As discussed with Keeping Britain Tidy, this was apparently shot and scheduled to be just another episode of the series, but was brought forward to air the year before, going out on the 30th December 1984.
      There's signs of the "ensemble" format to come, as Nora and Wally Batty get their own scenes, independent from the regulars, though these are very welcome due to Joe Gladwyn's terrific timing. Also brought back into the mix is Gordon Wharmby as Wesley, a car enthusiast with very little luck.

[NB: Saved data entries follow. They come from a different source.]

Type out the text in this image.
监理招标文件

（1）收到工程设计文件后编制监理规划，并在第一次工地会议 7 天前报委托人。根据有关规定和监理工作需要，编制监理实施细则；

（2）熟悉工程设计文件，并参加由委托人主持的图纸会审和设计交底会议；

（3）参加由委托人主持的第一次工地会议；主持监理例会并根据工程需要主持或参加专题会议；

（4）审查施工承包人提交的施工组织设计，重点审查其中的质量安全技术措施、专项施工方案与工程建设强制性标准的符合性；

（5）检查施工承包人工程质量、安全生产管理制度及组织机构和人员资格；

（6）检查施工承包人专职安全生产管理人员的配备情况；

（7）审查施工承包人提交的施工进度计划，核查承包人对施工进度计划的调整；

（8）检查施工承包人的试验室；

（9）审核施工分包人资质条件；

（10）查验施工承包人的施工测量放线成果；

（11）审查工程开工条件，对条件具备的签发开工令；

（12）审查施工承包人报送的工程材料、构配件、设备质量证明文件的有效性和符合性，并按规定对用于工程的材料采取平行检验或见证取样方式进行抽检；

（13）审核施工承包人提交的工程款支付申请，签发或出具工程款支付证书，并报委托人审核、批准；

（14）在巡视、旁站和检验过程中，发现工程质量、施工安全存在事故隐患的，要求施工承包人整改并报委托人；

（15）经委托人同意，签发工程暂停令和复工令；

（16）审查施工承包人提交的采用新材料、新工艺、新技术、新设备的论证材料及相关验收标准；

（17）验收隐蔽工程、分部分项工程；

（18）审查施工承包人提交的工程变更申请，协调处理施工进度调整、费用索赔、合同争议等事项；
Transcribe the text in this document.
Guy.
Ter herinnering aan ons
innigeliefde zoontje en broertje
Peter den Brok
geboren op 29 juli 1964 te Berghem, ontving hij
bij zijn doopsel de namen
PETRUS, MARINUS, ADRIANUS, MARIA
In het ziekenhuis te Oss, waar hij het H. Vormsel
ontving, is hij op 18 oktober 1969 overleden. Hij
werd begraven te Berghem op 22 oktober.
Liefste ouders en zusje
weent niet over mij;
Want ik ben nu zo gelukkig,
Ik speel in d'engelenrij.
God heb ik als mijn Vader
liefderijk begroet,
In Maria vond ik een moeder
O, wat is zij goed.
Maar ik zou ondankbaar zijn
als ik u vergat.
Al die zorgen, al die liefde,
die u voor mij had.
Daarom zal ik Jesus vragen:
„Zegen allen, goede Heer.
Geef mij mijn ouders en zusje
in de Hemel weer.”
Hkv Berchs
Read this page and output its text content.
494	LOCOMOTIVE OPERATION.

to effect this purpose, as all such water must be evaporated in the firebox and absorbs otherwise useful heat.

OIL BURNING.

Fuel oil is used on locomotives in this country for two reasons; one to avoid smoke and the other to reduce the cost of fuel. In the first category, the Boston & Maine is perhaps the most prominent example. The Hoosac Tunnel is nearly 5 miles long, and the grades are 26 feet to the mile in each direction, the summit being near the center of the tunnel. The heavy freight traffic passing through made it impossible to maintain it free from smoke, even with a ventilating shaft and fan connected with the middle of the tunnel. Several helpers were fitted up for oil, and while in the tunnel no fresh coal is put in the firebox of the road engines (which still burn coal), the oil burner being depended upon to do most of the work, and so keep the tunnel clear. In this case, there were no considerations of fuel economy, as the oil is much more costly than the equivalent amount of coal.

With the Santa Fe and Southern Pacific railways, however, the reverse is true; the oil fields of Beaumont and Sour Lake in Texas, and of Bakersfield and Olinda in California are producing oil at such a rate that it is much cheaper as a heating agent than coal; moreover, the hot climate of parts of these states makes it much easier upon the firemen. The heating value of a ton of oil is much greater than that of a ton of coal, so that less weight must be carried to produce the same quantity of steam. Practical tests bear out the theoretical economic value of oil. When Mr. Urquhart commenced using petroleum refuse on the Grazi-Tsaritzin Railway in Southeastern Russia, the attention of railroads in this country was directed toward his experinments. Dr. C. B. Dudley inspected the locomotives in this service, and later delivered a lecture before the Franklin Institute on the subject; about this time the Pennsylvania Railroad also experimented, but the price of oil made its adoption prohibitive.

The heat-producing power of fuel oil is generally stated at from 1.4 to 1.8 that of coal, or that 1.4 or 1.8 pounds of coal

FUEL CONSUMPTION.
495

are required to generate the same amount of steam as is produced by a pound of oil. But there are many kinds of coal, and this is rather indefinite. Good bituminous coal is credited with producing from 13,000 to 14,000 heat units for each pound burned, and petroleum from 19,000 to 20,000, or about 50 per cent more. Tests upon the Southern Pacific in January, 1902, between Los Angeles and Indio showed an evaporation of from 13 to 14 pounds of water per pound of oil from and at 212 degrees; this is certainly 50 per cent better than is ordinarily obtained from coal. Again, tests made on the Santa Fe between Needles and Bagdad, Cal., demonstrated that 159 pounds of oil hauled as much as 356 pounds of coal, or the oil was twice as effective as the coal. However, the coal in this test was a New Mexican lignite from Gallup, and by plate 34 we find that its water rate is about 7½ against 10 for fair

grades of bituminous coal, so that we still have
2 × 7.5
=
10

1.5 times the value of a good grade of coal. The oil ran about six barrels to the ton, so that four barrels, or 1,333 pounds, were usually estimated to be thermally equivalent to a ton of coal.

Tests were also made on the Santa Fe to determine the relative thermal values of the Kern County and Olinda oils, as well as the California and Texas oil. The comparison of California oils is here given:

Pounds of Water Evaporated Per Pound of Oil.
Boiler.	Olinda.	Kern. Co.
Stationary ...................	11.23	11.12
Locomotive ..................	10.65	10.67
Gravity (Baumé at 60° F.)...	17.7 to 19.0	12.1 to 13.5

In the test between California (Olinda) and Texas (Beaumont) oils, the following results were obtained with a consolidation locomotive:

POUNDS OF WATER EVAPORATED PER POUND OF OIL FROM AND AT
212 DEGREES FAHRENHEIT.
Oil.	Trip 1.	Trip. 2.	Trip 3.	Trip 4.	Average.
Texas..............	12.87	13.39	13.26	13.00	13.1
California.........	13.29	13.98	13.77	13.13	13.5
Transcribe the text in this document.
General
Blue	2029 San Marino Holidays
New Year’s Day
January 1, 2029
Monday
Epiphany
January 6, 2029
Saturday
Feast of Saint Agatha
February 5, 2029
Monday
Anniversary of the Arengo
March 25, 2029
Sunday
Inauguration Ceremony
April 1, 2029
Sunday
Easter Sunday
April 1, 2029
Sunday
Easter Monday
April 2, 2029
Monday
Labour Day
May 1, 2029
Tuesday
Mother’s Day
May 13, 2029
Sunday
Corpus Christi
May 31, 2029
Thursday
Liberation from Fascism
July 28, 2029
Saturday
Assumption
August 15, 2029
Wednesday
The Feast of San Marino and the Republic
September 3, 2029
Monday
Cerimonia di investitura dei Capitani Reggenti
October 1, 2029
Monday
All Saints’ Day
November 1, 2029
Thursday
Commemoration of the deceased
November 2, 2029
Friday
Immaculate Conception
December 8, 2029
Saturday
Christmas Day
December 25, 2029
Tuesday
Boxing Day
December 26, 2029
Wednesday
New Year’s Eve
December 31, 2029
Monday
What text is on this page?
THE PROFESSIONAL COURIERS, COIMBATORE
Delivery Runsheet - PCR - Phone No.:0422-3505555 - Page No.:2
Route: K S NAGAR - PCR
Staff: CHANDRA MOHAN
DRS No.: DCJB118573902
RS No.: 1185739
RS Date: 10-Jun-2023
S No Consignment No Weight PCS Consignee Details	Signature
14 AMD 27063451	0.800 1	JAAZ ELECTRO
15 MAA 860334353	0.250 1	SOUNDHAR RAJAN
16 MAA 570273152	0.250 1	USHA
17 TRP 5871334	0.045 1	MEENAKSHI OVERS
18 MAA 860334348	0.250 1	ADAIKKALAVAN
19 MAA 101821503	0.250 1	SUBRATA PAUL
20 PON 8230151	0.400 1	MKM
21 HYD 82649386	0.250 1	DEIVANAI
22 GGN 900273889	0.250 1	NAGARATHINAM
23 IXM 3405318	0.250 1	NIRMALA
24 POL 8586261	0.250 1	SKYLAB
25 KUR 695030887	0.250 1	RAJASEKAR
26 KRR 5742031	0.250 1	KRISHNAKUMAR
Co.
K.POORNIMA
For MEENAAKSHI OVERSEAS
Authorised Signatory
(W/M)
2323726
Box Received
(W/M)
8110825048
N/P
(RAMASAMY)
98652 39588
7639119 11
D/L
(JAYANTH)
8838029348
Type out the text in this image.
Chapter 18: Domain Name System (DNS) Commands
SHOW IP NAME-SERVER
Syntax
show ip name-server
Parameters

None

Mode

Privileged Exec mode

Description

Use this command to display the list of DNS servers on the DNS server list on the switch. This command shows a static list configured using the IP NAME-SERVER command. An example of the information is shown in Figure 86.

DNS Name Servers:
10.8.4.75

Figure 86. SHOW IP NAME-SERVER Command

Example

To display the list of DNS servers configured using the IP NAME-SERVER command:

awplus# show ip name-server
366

      There's nothing that's particularly outstanding in this instalment, at least on the surface. It's just a solid, well-constructed episode. However, what makes it rank so high is the great work of the cast, delivering each line to their best capabilities, and with Wilde, particularly, giving no indication that he was a man tired of the programme and wanting to move on.

1 The Woollenmills
Of Your Mind (8.5)

On the face of it, The Woollenmills of your Mind is pretty much Summer Wine 101, where Compo is roped into doing something outrageous to impress Nora Batty, just two episodes after the last time he did it. However, this week's activity - jogging - merely acts as a backdrop to a more wistful, reflective episode that shows Roy Clarke at his best.
      There's Compo's reflection on a girl who he met "building a wall" who went to work on an oil rig... character-based dialogue that's worth a dozen "Nora Batty's stockings" routines. This said, Compo's feelings for Nora have a purity to them this time around, and there is a certain poignancy to his intentions. Then there's a more melancholic tone as Compo ruminates on Marilyn Monroe: "I couldn't get over what a, what a terrible shame it was that, that attractive lass... had to die, thinking... nobody cared." It's a moment of pure reflection perhaps not seen since Clegg's musing in the first series that "You don't get a lot of time given for being 19".
      Although this is 1985, Compo can still talk about a "coloured bird" with no real shock value. However, while this might seem slightly jarring when watched in 2020, it's nothing compared to the Only Fools and Horses episode Hole In One which aired three days earlier, with not one but three mentions of a "P***" who owns the local cafe.
      There are those who like Last of the Summer Wine for the more outrageous, stunt-based routines and easy stereotypes of henpecked husbands and nagging harridans, but for a gentler, more reflective episode, this one is something of a stand out.